首先将 Prometheus 的 SVC 进行更改，允许直接外部访问，然后访问下 Prometheus 的页面，看看 Status/Target 中监控目标的监控情况，确认是什么原因导致unhealthy，针对原因进行排查。

然后根据你描述的现象，大概率是采集节点kubelet的metrics/cadvisor出现了问题，可以尝试重启下节点的kubelet。

hyt05

frezes
意识到有两个重复的会是这个原因导致的吗

我可以正常的使用kubesphere 的Prometheus 中获取监控指标，重启了所有节点的 kubelet 依旧不能显示监控值， kubelet 日志没有错误抛出

xiaobujiang

frezes 我遇到了一样的问题 Prometheus页面是已经监控到，pod还是没有监控数据

frezes

hyt05

有两个重复的会是这个原因导致的吗

跟kubelet 与kube-state-metrics 多个采集项没关系，他们是不同的uri或端口。

我们以Pod 资源使用页面中的内存使用为例，进行排查，他的promql 表达式为sum by (namespace, pod) (container_memory_working_set_bytes{job="kubelet", pod!="", image!=""}) * on (namespace, pod) group_left(owner_kind, owner_name) kube_pod_owner{} * on (namespace, pod) group_left(node) kube_pod_info{} 你可以在 Prometheus 上验证下看是否有数据，这里的数值其实就是pod 的内存使用监控。

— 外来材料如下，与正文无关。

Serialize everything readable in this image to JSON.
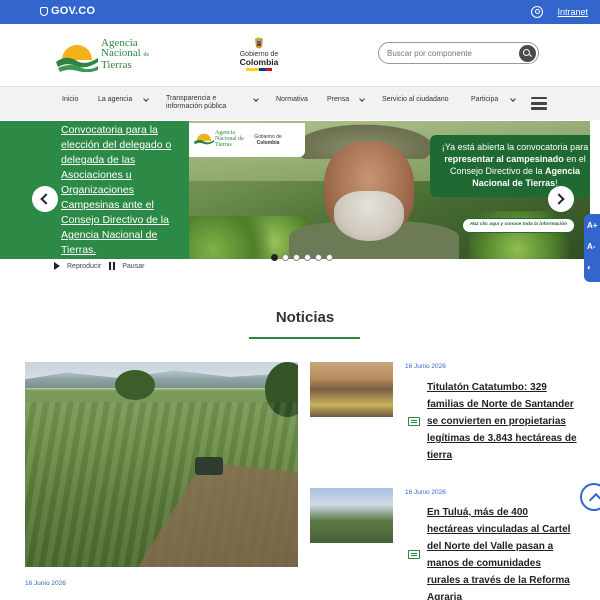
{
  "govbar": {
    "brand": "GOV.CO",
    "intranet": "Intranet"
  },
  "header": {
    "logo": {
      "line1": "Agencia",
      "line2": "Nacional",
      "line2_suffix": "de",
      "line3": "Tierras"
    },
    "gov_logo": {
      "line1": "Gobierno de",
      "line2": "Colombia"
    },
    "search_placeholder": "Buscar por componente"
  },
  "nav": {
    "items": [
      {
        "label": "Inicio"
      },
      {
        "label": "La agencia"
      },
      {
        "label": "Transparencia e información pública"
      },
      {
        "label": "Normativa"
      },
      {
        "label": "Prensa"
      },
      {
        "label": "Servicio al ciudadano"
      },
      {
        "label": "Participa"
      }
    ]
  },
  "hero": {
    "headline": "Convocatoria para la elección del delegado o delegada de las Asociaciones u Organizaciones Campesinas ante el Consejo Directivo de la Agencia Nacional de Tierras.",
    "banner": {
      "logo_line1": "Agencia",
      "logo_line2": "Nacional de",
      "logo_line3": "Tierras",
      "gov_line1": "Gobierno de",
      "gov_line2": "Colombia",
      "card_part1": "¡Ya está abierta la convocatoria para ",
      "card_bold1": "representar al campesinado",
      "card_part2": " en el Consejo Directivo de la ",
      "card_bold2": "Agencia Nacional de Tierras",
      "card_part3": "!",
      "cta": "Haz clic aquí y conoce toda la información"
    },
    "slides_total": 6,
    "active_slide": 1,
    "controls": {
      "play": "Reproducir",
      "pause": "Pausar"
    }
  },
  "accessibility": {
    "increase": "A+",
    "decrease": "A-",
    "contrast": "◐"
  },
  "news": {
    "title": "Noticias",
    "featured_date": "16 Junio 2026",
    "items": [
      {
        "date": "16 Junio 2026",
        "title": "Titulatón Catatumbo: 329 familias de Norte de Santander se convierten en propietarias legítimas de 3.843 hectáreas de tierra"
      },
      {
        "date": "16 Junio 2026",
        "title": "En Tuluá, más de 400 hectáreas vinculadas al Cartel del Norte del Valle pasan a manos de comunidades rurales a través de la Reforma Agraria"
      }
    ]
  }
}
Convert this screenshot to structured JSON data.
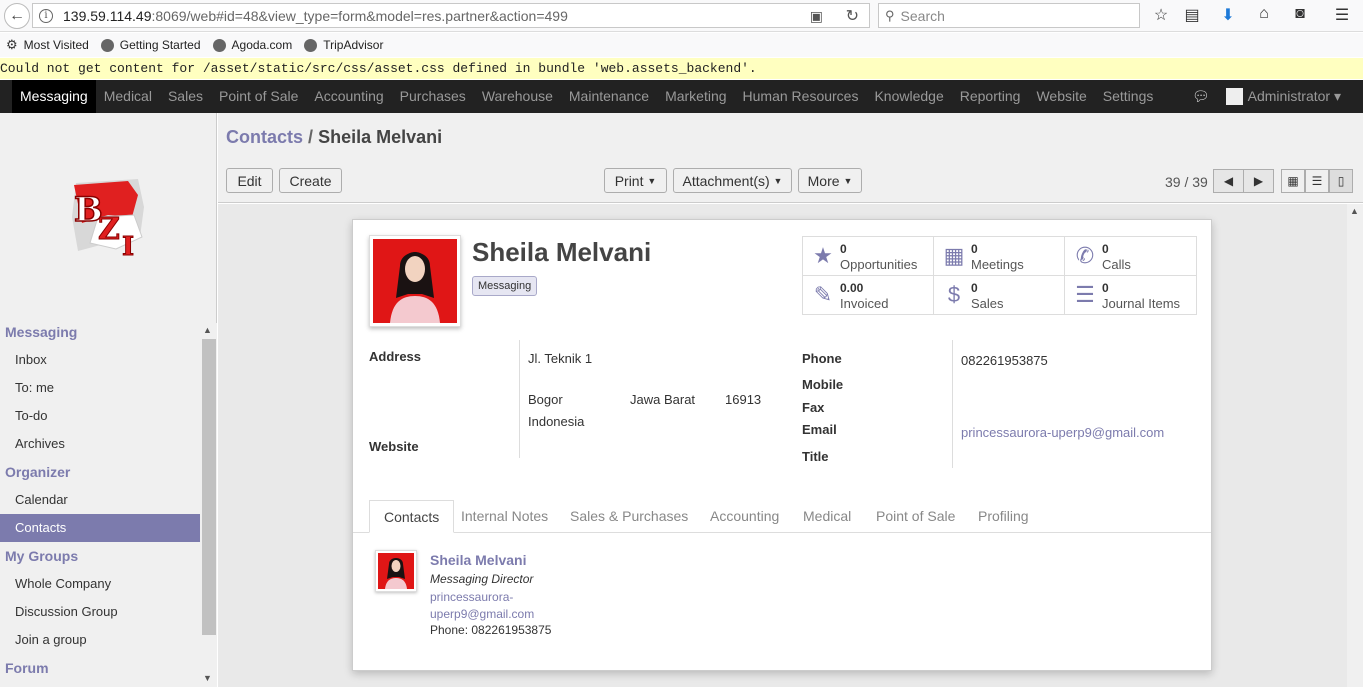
{
  "browser": {
    "url_host": "139.59.114.49",
    "url_rest": ":8069/web#id=48&view_type=form&model=res.partner&action=499",
    "search_placeholder": "Search",
    "bookmarks": [
      "Most Visited",
      "Getting Started",
      "Agoda.com",
      "TripAdvisor"
    ]
  },
  "error_message": "Could not get content for /asset/static/src/css/asset.css defined in bundle 'web.assets_backend'.",
  "topnav": {
    "menus": [
      "Messaging",
      "Medical",
      "Sales",
      "Point of Sale",
      "Accounting",
      "Purchases",
      "Warehouse",
      "Maintenance",
      "Marketing",
      "Human Resources",
      "Knowledge",
      "Reporting",
      "Website",
      "Settings"
    ],
    "active_menu": "Messaging",
    "user": "Administrator",
    "user_caret": "▾"
  },
  "logo_text": "BZI",
  "sidebar": {
    "sections": [
      {
        "title": "Messaging",
        "items": [
          "Inbox",
          "To: me",
          "To-do",
          "Archives"
        ]
      },
      {
        "title": "Organizer",
        "items": [
          "Calendar",
          "Contacts"
        ]
      },
      {
        "title": "My Groups",
        "items": [
          "Whole Company",
          "Discussion Group",
          "Join a group"
        ]
      },
      {
        "title": "Forum",
        "items": []
      }
    ],
    "active_item": "Contacts"
  },
  "control": {
    "breadcrumb_parent": "Contacts",
    "breadcrumb_sep": "/",
    "breadcrumb_current": "Sheila Melvani",
    "edit_label": "Edit",
    "create_label": "Create",
    "print_label": "Print",
    "attachments_label": "Attachment(s)",
    "more_label": "More",
    "pager": "39 / 39"
  },
  "partner": {
    "name": "Sheila Melvani",
    "tag": "Messaging",
    "stats": [
      {
        "icon": "star-icon",
        "glyph": "★",
        "value": "0",
        "label": "Opportunities"
      },
      {
        "icon": "calendar-icon",
        "glyph": "▦",
        "value": "0",
        "label": "Meetings"
      },
      {
        "icon": "phone-icon",
        "glyph": "✆",
        "value": "0",
        "label": "Calls"
      },
      {
        "icon": "edit-icon",
        "glyph": "✎",
        "value": "0.00",
        "label": "Invoiced"
      },
      {
        "icon": "dollar-icon",
        "glyph": "$",
        "value": "0",
        "label": "Sales"
      },
      {
        "icon": "list-icon",
        "glyph": "☰",
        "value": "0",
        "label": "Journal Items"
      }
    ],
    "labels": {
      "address": "Address",
      "website": "Website",
      "phone": "Phone",
      "mobile": "Mobile",
      "fax": "Fax",
      "email": "Email",
      "title": "Title"
    },
    "street": "Jl. Teknik 1",
    "city": "Bogor",
    "state": "Jawa Barat",
    "zip": "16913",
    "country": "Indonesia",
    "phone": "082261953875",
    "email": "princessaurora-uperp9@gmail.com"
  },
  "tabs": [
    "Contacts",
    "Internal Notes",
    "Sales & Purchases",
    "Accounting",
    "Medical",
    "Point of Sale",
    "Profiling"
  ],
  "active_tab": "Contacts",
  "contact_card": {
    "name": "Sheila Melvani",
    "function": "Messaging Director",
    "email_line1": "princessaurora-",
    "email_line2": "uperp9@gmail.com",
    "phone": "Phone: 082261953875"
  }
}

若数据不正常，可再排查具体的指标，分别查询container_memory_working_set_bytes（来自于kubelet 的/metric/cadvisor）及kube_pod_owner、kube_pod_info（来自于kube-state-metrics）数据是否正常，进一步确认是采集哪里的指标除了问题；

若数据正常，看看prometheus 是否是多副本，是否其中一个副本有问题，导致界面截图与实际查询副本不一致等。

hyt05

frezes

container_memory_working_set_bytes{job=“kubelet”, pod!=""} 这一步可以

Prometheus 执行 container_memory_working_set_bytes{job=“kubelet”, pod!="“, image!=”"} 无结果，

hyt05

hyt05 容器运行时是 containerd，网络插件是 cilium

frezes

麻烦详细提供下 containerd 的版本，kubernetes 版本，系统环境等。
检索相关 issue 好像是旧版 containerd 会有这个问题。可查阅google/cadvisor#2249.

hyt05

frezes
我的 containerd 是 github.com/k3s-io/containerd v1.6.6-k3s1 2db3bba77eaff4705b6ea378b3bc7a237e770d7f

hyt05

hyt05 只是无法获取image标签，issue中的无法获取pod_name

frezes

k3s 上运行的？参考下这个issue k3s-io/k3s#473

hyt05

frezes 非常感谢该文档有帮助，我使用的 rke2 部署。是 1.24.2 的bug，
我修改了 /etc/rancher/rke2/config.yaml
所有节点增加如下两行，静候几分钟，即可正常显示pod指标监控，同样适用于 k3s。

kubelet-arg:
  - "containerd=/run/k3s/containerd/containerd.sock"